Para ler é preciso saber. Quem o disse no Público de domingo passado (25/IX) foi o Frei Bento Domingues que eu leio com gosto, desde que ele ali escreve. A frase não deve ser original, mas é altamente válida. Também não foi assim escrita, mas de outra maneira, a saber: «Para ler é preciso saber ler.» Se a memória não me falha o teólogo referia-se a um escritor célebre cuja memória me foge sempre que, deixando de escrever, envereda pela publicidade rasca e de mau gosto. É que além de não saber fazer publicidade — evidenciando a excelência do produto, antes desmerecendo do que outros fizeram melhor — também não sabe ler, o que é um forte óbice à possibilidade de bem escrever e de fazer publicidade...
Não é, porém, de leituras, publicidade e escritores que aqui se quer falar. Não seria mau tema para recomeçar a chamear, mas o tempo urge outras reflexões.
É dia de Todos os Santos. E de que haveria de falar se aqui no dia de todos os Santos? De santidade, como é óbvio.
O apelo irrenunciável à santidade está-nos inscrito no ADN espiritual de cada um de nós. De todos nós, sem apelo nem agravo. Outra coisa é que o saibamos, consintamos, promovamos e aceitemos. O mais frequente é que exclamemos como quem esconjura: «— Santo, eu?». «E porque não, apetece responder com estranheza.» E é assim que as fronteiras da santidade são cuidadosamente posicionadas para além do terreiro em que a vida se desenrola: «Isso não é para mim; mas para padres e freiras!».
Outros, que parecem ter aprendido algo na escola da vida, respondem doutra forma: «Como poderei ser santo se sou tão pecador?» E desistem.
E outros ainda, desistentes e conformados, dizem: «Não vale a pena: caímos sempre no mesmo...»

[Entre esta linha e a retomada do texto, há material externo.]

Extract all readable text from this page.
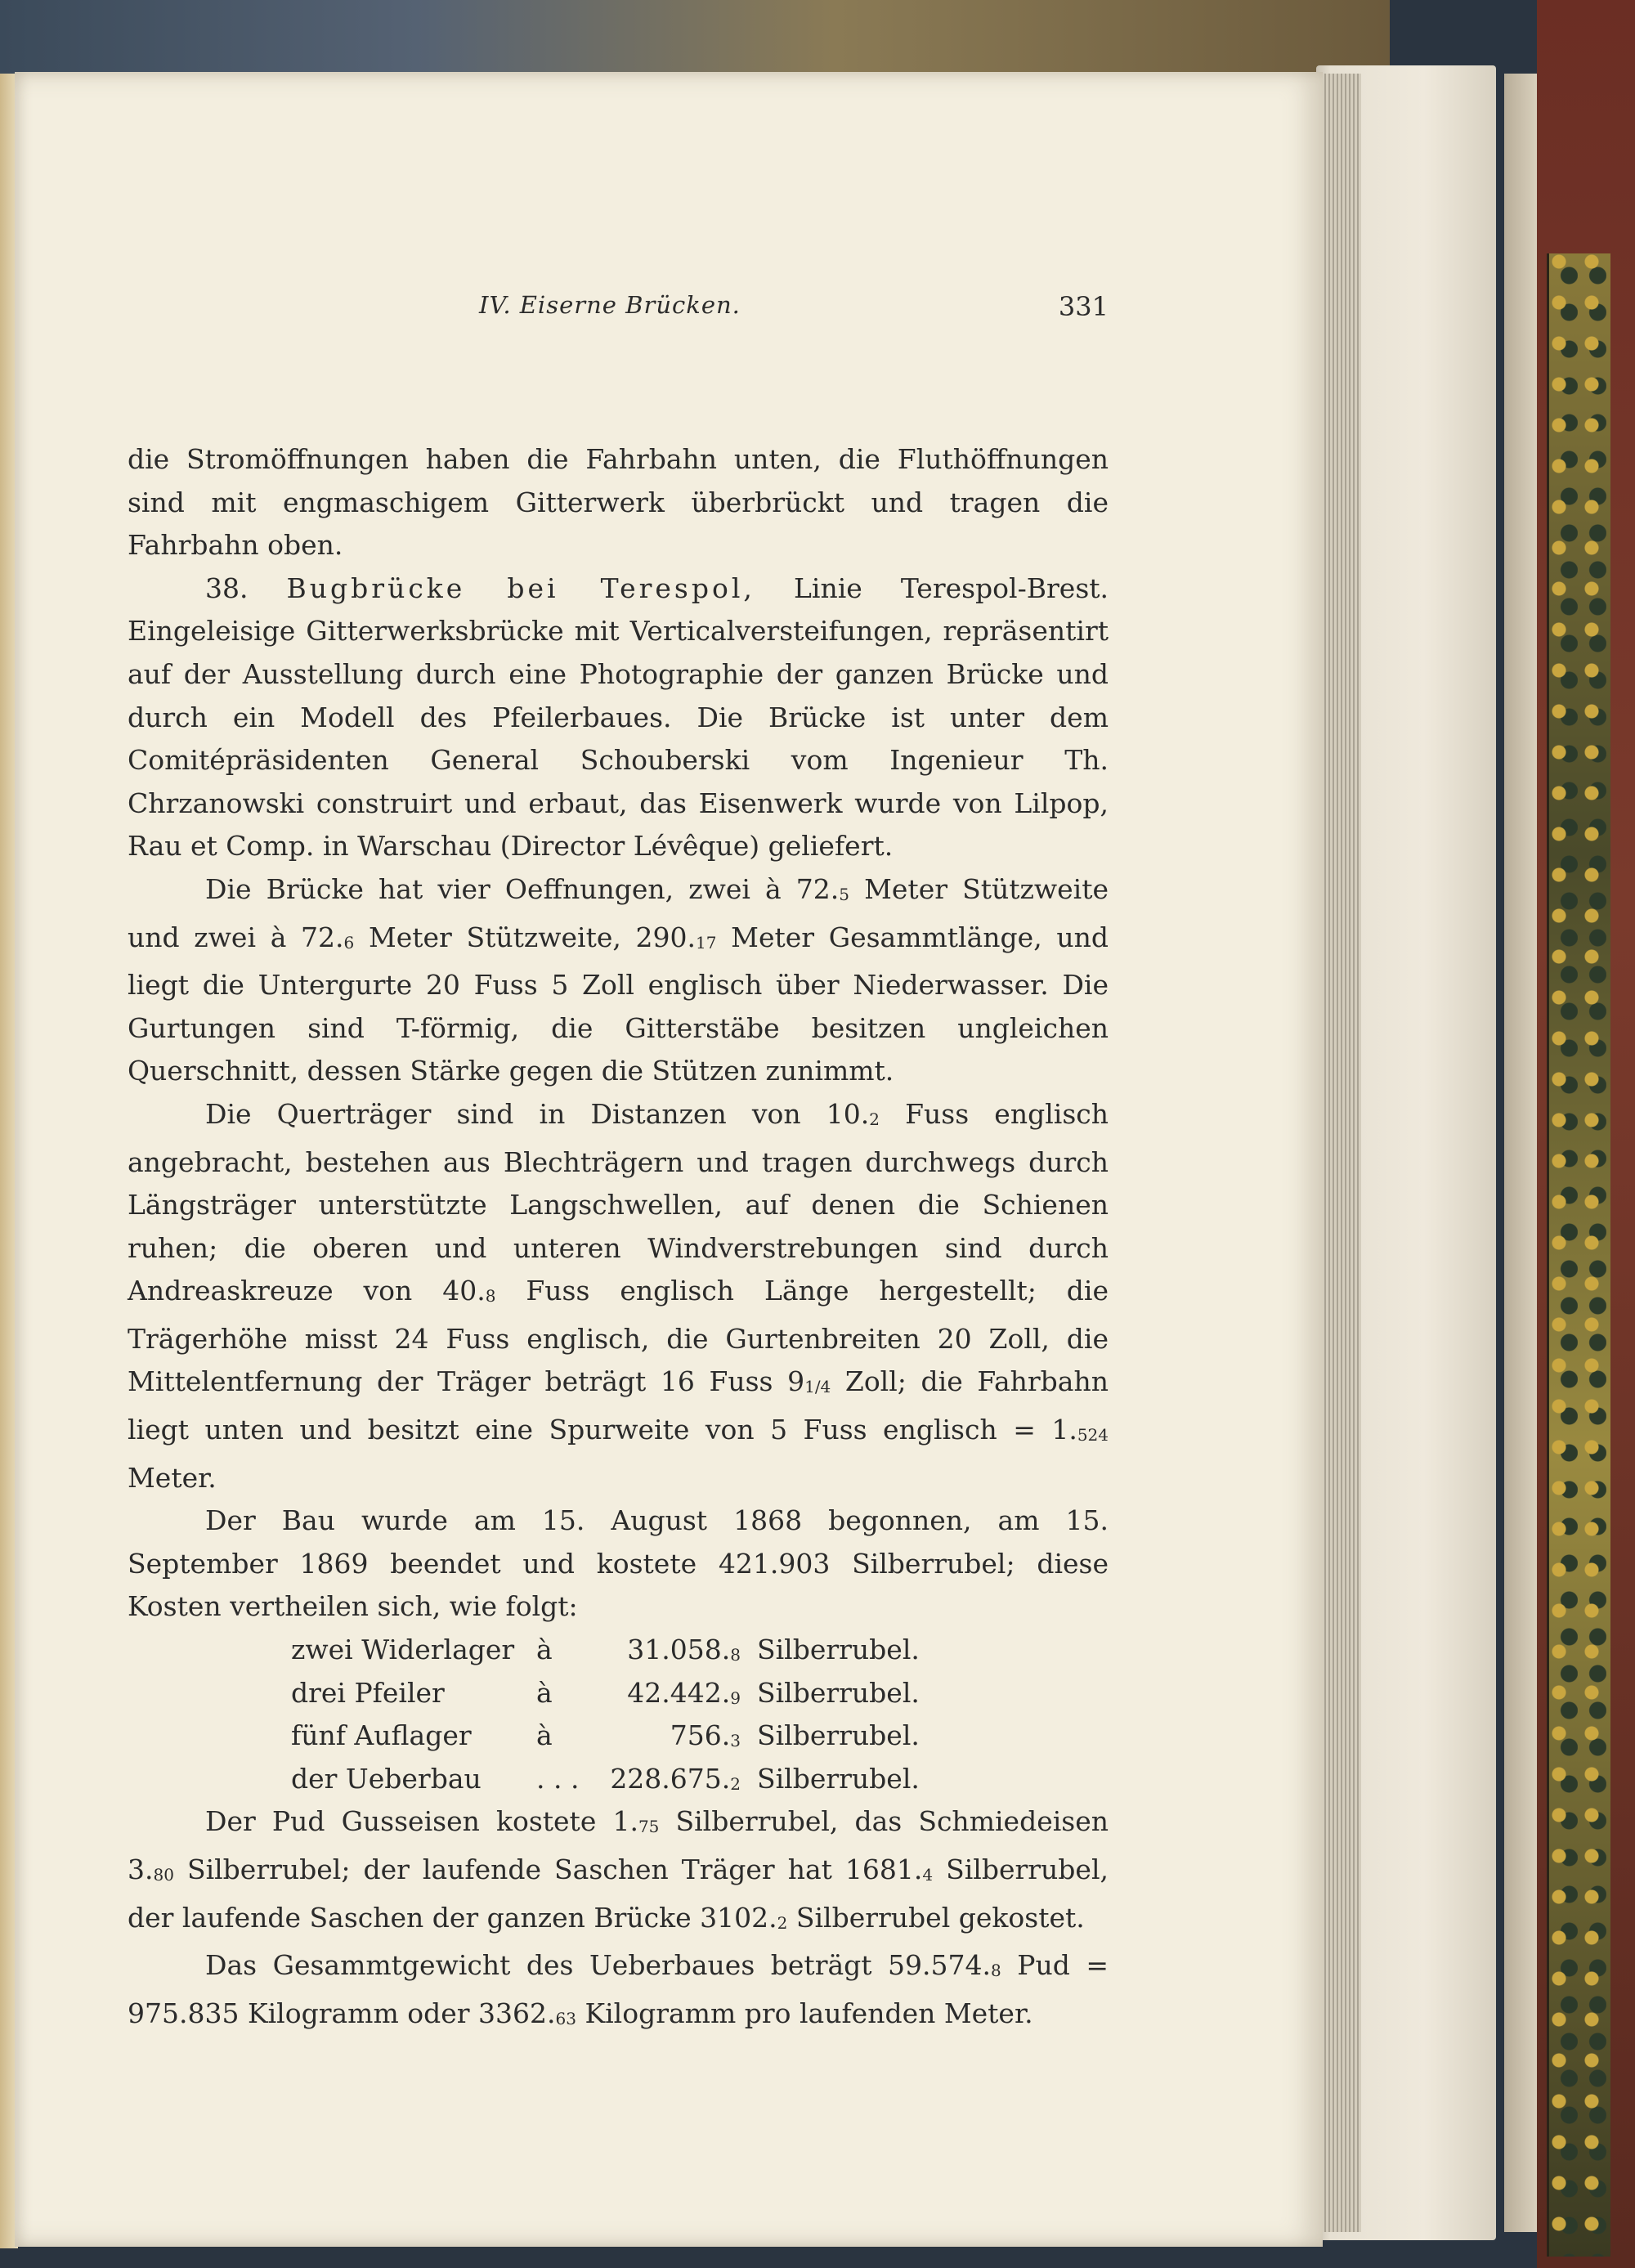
IV. Eiserne Brücken.	331

die Stromöffnungen haben die Fahrbahn unten, die Fluthöffnungen sind mit engmaschigem Gitterwerk überbrückt und tragen die Fahrbahn oben.

38. Bugbrücke bei Terespol, Linie Terespol-Brest. Eingeleisige Gitterwerksbrücke mit Verticalversteifungen, repräsentirt auf der Ausstellung durch eine Photographie der ganzen Brücke und durch ein Modell des Pfeilerbaues. Die Brücke ist unter dem Comitépräsidenten General Schouberski vom Ingenieur Th. Chrzanowski construirt und erbaut, das Eisenwerk wurde von Lilpop, Rau et Comp. in Warschau (Director Lévêque) geliefert.

Die Brücke hat vier Oeffnungen, zwei à 72.5 Meter Stützweite und zwei à 72.6 Meter Stützweite, 290.17 Meter Gesammtlänge, und liegt die Untergurte 20 Fuss 5 Zoll englisch über Niederwasser. Die Gurtungen sind T-förmig, die Gitterstäbe besitzen ungleichen Querschnitt, dessen Stärke gegen die Stützen zunimmt.

Die Querträger sind in Distanzen von 10.2 Fuss englisch angebracht, bestehen aus Blechträgern und tragen durchwegs durch Längsträger unterstützte Langschwellen, auf denen die Schienen ruhen; die oberen und unteren Windverstrebungen sind durch Andreaskreuze von 40.8 Fuss englisch Länge hergestellt; die Trägerhöhe misst 24 Fuss englisch, die Gurtenbreiten 20 Zoll, die Mittelentfernung der Träger beträgt 16 Fuss 91/4 Zoll; die Fahrbahn liegt unten und besitzt eine Spurweite von 5 Fuss englisch = 1.524 Meter.

Der Bau wurde am 15. August 1868 begonnen, am 15. September 1869 beendet und kostete 421.903 Silberrubel; diese Kosten vertheilen sich, wie folgt:

zwei Widerlager à	31.058.8 Silberrubel.
drei Pfeiler	à	42.442.9 Silberrubel.
fünf Auflager	à	756.3 Silberrubel.
der Ueberbau	. . .	228.675.2 Silberrubel.

Der Pud Gusseisen kostete 1.75 Silberrubel, das Schmiedeisen 3.80 Silberrubel; der laufende Saschen Träger hat 1681.4 Silberrubel, der laufende Saschen der ganzen Brücke 3102.2 Silberrubel gekostet.

Das Gesammtgewicht des Ueberbaues beträgt 59.574.8 Pud = 975.835 Kilogramm oder 3362.63 Kilogramm pro laufenden Meter.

Por fim, os últimos, fascinados por el dorados inatingíveis, confessam: «Santo? Quem quer ser aborrecido? Quem quer deitar fora tantas coisas sem as provar?»
Às objecções a Igreja responde serenamente que o apelo é feito a todos, porque ninguém nasce santo. É um caminho que se faz. Não é um caminho fácil, e o mais importante não é se se cai (ainda que repetidamente) ou se nunca se cai, mas se se cai que se erga.
Santo não é o aquele que nunca cai, mas o que, caindo, logo se ergue com mais ou menos esforço, com mais ou menos marcas, pede perdão ao Senhor, e regressa ao campo de batalha. Quem nunca deita pés ao caminho nunca saberá se chegaria ao fim.
A santidade pede pés e pernas afoitos e coração forte.
Os santos são como os sempre-em-pé: tombam ou são tombados e logo se erguem; tombam ou são tombados mil vezes e mil vezes se põem em pé!
Os santos são os sempre-em-pé!
Sim, podemos ser santos. Podemos repetidamente e contra todos os prognósticos erguer-nos do chão e ficar de pé. E andar. Por que contamos com o perdão de Deus, a compreensão de Deus, o sorriso de Deus, como um pai que levanta uma e outra vez o seu filho infante, caínte. A graça e a força de Deus estão por nós, vêm em socorro das nossas poucas forças e do nosso pouco querer. Mas é preciso querer e querer colaborar com o Senhor. Essa força vem-nos da nossa adesão a Deus e da comunhão com Ele sinalizadas na vida sacramental, na participação da Eucaristia e na oração confiante. Podemos ser santos, isto é, podemos corresponder ao desígnio para o qual fomos criados, porque tudo pode quem confia nAquele que nos dá força; é São Paulo quem o diz.
De facto, não consta que Deus olhe para as fragilidades e indignidades de cada um de nós para nos impedir de sermos seus filhos. Tropeçamos e caímos, e ainda assim somos dignos de ser santos.
Se Deus nos chama a ser santos é porque é possível. E se é possível quem duvidará de Deus? E, já agora, nesse caso, é bom que sejamos fracos, porque forte é só Ele! E é possível, porque Ele o torna possível pela acção do Espírito Santo. É caso para dizer que convém ser-se pequeno para se ser grande, porque os pequeninos é que serão exaltados!
Se quisermos trabalhar só com as nossas forças não venceremos. Mas o que é impossível para nós é fácil para Deus. Por isso, se contamos com a força de Deus, porque a desprezamos? Se temos por nós tanta energia, porque a desperdiçamos?
Enfim, para se ser santo basta querer!
Ah, é verdade: por sinal, quem quer ser santo perde muitas coisas, lá isso perde. Mas é como o outro assunto do escritor: não chegar ler, é preciso saber ler. Que é como diz: não basta ser homem, é preciso querer ser santo. Lá isso é, que esse é o nosso cume. E ninguém chega lá sem pôr os pés ao caminho!